Summa Teologica - I-II |
Pare che possa esistere una virtù morale senza alcuna passione.
1. Quanto più una virtù morale è perfetta, tanto più vince le passioni.
Una volta quindi giunta alla sua perfezione deve essere totalmente priva di passioni.
2. Una cosa è perfetta quando è lontana dal suo contrario, ed è priva di ciò che la inclina verso di esso.
Ma le passioni inclinano al peccato, che è il contrario della virtù: infatti S. Paolo [ Rm 7,5 ] le chiama « passioni peccaminose ».
Quindi le virtù perfette escludono del tutto le passioni.
3. Mediante la virtù, al dire di S. Agostino [ De mor. Eccl. cc. 6,11,13 ], ci rendiamo conformi a Dio.
Ma Dio compie tutto senza passione.
Quindi una virtù perfettissima è incompatibile con qualsiasi passione.
Aristotele [ Ethic. 1,8 ] nota che « non c'è un uomo giusto il quale non goda di un'azione giusta ».
Ma la gioia è una passione.
Perciò la giustizia non può esistere senza una passione.
E molto meno le altre virtù.
Se chiamiamo passioni gli affetti disordinati, come facevano gli Stoici [ cf. a. 2 ], allora è chiaro che la virtù perfetta deve essere senza passioni.
- Se invece chiamiamo passioni tutti i moti dell'appetito sensitivo, allora è evidente che le virtù morali aventi nelle passioni la loro materia non possono esistere senza di esse.
E la ragione è che altrimenti la virtù morale renderebbe l'appetito sensitivo del tutto inerte.
Ora, non è compito delle virtù privare dei loro atti le potenze sottoposte alla ragione, ma le virtù hanno piuttosto il compito di promuoverne l'esercizio per eseguire il comando della ragione.
Come quindi la virtù ordina le membra del corpo agli atti esterni dovuti, così ordina l'appetito sensitivo ai moti rispettivi ben ordinati.

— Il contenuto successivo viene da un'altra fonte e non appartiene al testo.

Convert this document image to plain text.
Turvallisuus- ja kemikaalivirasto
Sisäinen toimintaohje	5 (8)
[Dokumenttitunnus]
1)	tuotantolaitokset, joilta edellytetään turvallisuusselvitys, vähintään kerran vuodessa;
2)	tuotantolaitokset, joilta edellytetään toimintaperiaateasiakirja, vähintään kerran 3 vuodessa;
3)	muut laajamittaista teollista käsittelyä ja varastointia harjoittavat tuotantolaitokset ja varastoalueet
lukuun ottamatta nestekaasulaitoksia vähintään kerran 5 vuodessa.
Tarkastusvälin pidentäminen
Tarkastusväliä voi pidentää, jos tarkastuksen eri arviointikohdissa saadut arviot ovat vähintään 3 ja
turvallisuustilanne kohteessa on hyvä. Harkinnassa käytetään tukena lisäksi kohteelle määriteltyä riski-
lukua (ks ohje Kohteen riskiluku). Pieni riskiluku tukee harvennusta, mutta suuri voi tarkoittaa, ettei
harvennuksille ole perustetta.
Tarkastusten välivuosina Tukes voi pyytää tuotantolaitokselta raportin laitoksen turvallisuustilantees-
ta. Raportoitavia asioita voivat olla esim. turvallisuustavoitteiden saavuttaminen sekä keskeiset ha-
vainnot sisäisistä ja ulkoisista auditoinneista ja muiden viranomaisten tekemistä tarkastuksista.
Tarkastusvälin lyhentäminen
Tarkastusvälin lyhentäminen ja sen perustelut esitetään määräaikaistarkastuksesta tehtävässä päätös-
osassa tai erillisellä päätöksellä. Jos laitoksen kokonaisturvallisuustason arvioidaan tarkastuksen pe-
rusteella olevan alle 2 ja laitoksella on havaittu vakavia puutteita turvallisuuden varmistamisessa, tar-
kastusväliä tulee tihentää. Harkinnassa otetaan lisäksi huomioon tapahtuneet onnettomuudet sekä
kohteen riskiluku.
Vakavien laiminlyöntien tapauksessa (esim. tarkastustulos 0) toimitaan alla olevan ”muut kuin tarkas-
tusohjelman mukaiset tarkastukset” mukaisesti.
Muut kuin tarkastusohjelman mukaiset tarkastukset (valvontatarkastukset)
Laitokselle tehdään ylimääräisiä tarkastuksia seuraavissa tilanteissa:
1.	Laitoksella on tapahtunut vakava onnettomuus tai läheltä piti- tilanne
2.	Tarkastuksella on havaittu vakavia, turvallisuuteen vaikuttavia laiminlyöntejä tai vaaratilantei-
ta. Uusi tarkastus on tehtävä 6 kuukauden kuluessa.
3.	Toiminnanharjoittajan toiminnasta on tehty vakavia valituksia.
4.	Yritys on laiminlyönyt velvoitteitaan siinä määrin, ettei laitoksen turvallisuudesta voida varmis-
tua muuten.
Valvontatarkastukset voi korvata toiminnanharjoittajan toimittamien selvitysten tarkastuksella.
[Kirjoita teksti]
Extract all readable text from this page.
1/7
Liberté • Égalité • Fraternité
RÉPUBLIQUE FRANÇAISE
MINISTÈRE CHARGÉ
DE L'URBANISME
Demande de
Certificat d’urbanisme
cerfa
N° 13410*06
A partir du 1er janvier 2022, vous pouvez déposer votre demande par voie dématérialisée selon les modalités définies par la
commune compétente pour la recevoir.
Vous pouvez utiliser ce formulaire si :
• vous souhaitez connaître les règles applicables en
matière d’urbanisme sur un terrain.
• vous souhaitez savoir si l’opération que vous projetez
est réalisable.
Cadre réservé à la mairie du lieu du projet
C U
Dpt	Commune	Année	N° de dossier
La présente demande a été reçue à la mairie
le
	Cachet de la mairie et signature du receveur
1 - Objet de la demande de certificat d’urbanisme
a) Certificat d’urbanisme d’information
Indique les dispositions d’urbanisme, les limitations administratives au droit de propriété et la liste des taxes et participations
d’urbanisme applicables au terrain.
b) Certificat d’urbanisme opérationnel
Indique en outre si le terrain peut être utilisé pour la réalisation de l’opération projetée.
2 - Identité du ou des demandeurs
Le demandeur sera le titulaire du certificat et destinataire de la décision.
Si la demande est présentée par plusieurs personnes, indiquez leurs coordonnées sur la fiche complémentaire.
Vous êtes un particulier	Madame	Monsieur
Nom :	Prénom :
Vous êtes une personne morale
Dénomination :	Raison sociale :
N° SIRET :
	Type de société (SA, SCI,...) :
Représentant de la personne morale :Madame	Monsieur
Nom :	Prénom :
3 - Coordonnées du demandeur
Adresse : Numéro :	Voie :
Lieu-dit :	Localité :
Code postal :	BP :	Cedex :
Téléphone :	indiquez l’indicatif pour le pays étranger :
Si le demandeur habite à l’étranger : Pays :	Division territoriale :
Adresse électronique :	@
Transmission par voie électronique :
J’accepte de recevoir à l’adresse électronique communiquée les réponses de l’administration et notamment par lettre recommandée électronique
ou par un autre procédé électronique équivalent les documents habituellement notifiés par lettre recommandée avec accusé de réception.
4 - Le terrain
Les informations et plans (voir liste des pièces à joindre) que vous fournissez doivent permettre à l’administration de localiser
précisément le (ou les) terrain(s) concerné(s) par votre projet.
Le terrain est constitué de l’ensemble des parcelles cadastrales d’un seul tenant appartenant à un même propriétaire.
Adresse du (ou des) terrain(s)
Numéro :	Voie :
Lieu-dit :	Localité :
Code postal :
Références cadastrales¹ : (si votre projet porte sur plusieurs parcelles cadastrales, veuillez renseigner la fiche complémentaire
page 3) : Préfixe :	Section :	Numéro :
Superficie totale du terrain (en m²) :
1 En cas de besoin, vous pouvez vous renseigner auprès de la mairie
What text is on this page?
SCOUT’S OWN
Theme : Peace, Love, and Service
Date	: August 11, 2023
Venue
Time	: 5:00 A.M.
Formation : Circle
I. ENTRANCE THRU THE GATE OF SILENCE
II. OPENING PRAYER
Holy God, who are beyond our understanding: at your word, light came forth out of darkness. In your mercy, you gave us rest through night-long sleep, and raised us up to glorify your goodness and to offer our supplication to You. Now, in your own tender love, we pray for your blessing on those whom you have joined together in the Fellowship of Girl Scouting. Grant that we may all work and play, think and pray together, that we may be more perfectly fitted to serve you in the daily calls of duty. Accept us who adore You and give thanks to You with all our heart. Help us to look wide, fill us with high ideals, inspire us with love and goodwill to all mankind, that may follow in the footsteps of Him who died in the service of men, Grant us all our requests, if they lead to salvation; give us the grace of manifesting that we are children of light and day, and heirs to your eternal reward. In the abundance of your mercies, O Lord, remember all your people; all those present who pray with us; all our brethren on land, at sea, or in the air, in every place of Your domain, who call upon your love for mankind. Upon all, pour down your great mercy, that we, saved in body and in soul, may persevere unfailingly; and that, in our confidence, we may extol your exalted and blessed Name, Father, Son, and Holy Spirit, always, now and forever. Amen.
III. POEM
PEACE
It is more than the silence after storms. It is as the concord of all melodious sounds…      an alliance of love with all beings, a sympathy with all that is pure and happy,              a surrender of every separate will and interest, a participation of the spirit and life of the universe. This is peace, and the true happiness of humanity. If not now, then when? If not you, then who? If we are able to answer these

Le virtù morali invece che riguardano non le passioni, ma le operazioni [ della volontà ], possono anche essere senza passioni ( tale è, p. es., la virtù della giustizia ): poiché esse applicano la volontà al proprio atto, che non è una passione.
Tuttavia l'atto della giustizia è seguito da una gioia, nella volontà almeno, che non è una passione, ma che se aumenta per la perfezione della giustizia ridonderà fino all'appetito sensitivo, in base alla dipendenza del moto delle facoltà inferiori da quello delle facoltà superiori, secondo quanto abbiamo già visto [ q. 17, a. 7; q. 24, a. 3 ].
E per tale ridondanza quanto più una virtù è perfetta, tanto più causa la passione.
1. La virtù vince le passioni disordinate; quelle ben regolate invece le produce.
2. Le passioni portano al peccato se sono disordinate, non se sono moderate.
3. In ogni essere il bene va considerato secondo la condizione della sua natura.
Ora, in Dio e negli angeli non esiste, come invece esiste nell'uomo, l'appetito sensitivo.
Perciò il ben operare di Dio e degli angeli è del tutto senza passione, come è anche senza il concorso del corpo; invece il ben operare dell'uomo è accompagnato dalle passioni, come anche dall'aiuto del corpo.